VIA PRESS RELEASE | The album title is apt, as this was saxman Rudolph Johnson’s second album for the Black Jazz label (and this reissue marks only the second time this 1973 album has been released on vinyl). But more importantly, the quality of the music it contains renders the more common, messianic meaning of the phrase “the second coming” equally applicable.
Saxman and bandleader Rudolph Johnson never attained the commercial success of some of his contemporaries, but his fans consider him the rightful heir to John Coltrane’s improvisational genius. And with keyboardist Kirk Lightsey in the band for this go-round (we already reissued Johnson’s very fine 1971 Black Jazz album Spring Rain), sparks are gonna fly, starting right off with the cookin’ album opener “The Traveler,” which if you close your eyes will definitely bring to mind Coltrane’s classic quartet circa the early ‘60s.
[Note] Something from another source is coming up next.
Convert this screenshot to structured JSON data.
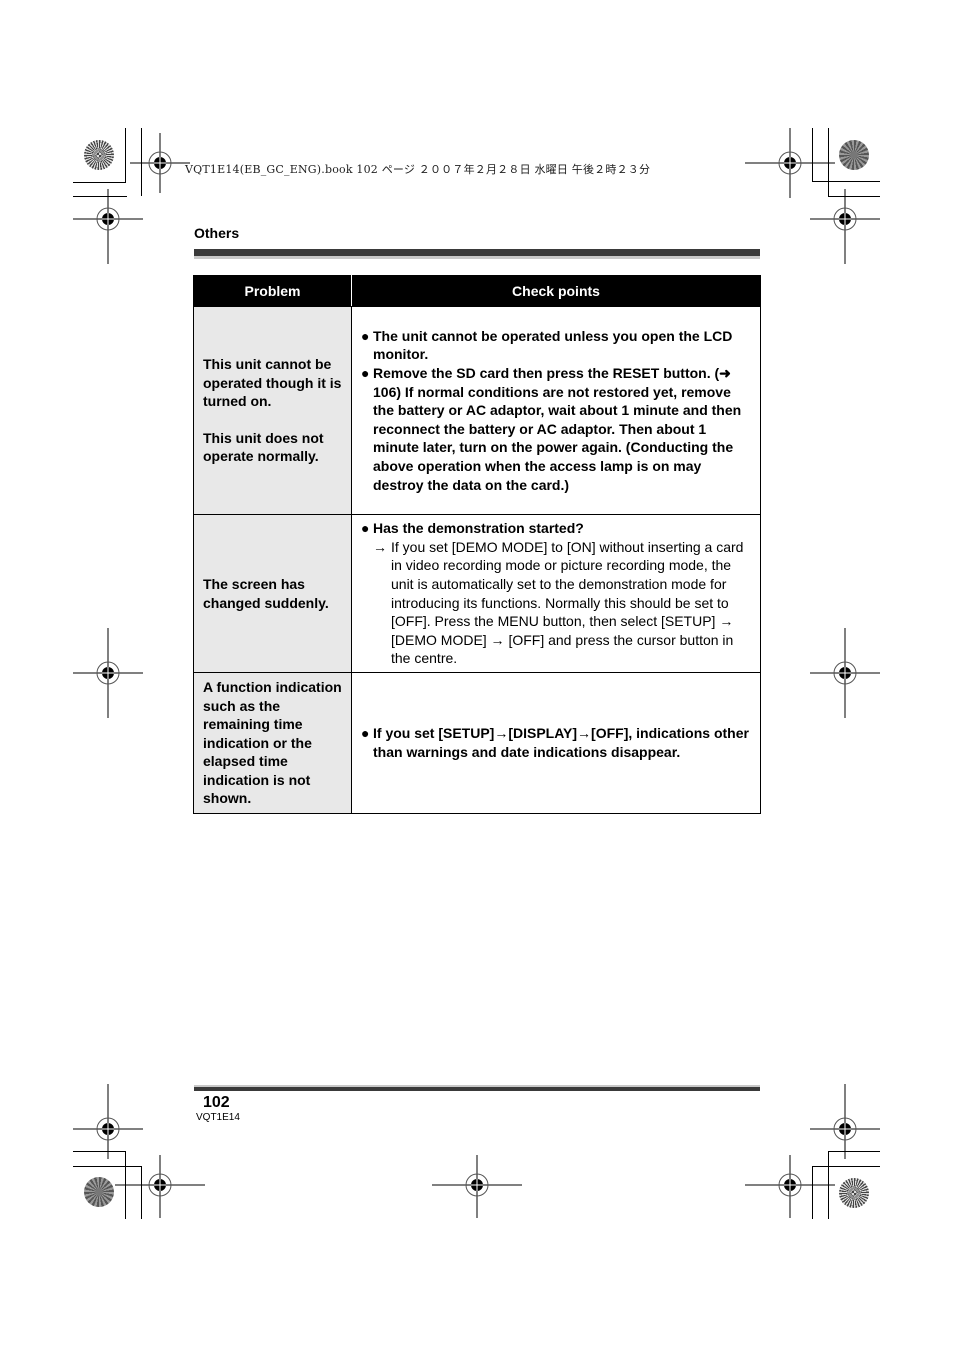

Indeed, unlike most of the other releases on the Black Jazz label, The Second Coming barely nods to the fusion and soul jazz trends that were sweeping jazz at the time. Instead, this is expressive, free improvisation at its best, beautifully recorded by producer Gene Russell and deserving of a much wider audience than it found the first time.
Newly remastered and annotated and reissued on vinyl for the first time (also available in a orange with black streaks vinyl edition limited to 750 copies and exclusive to independent record stores).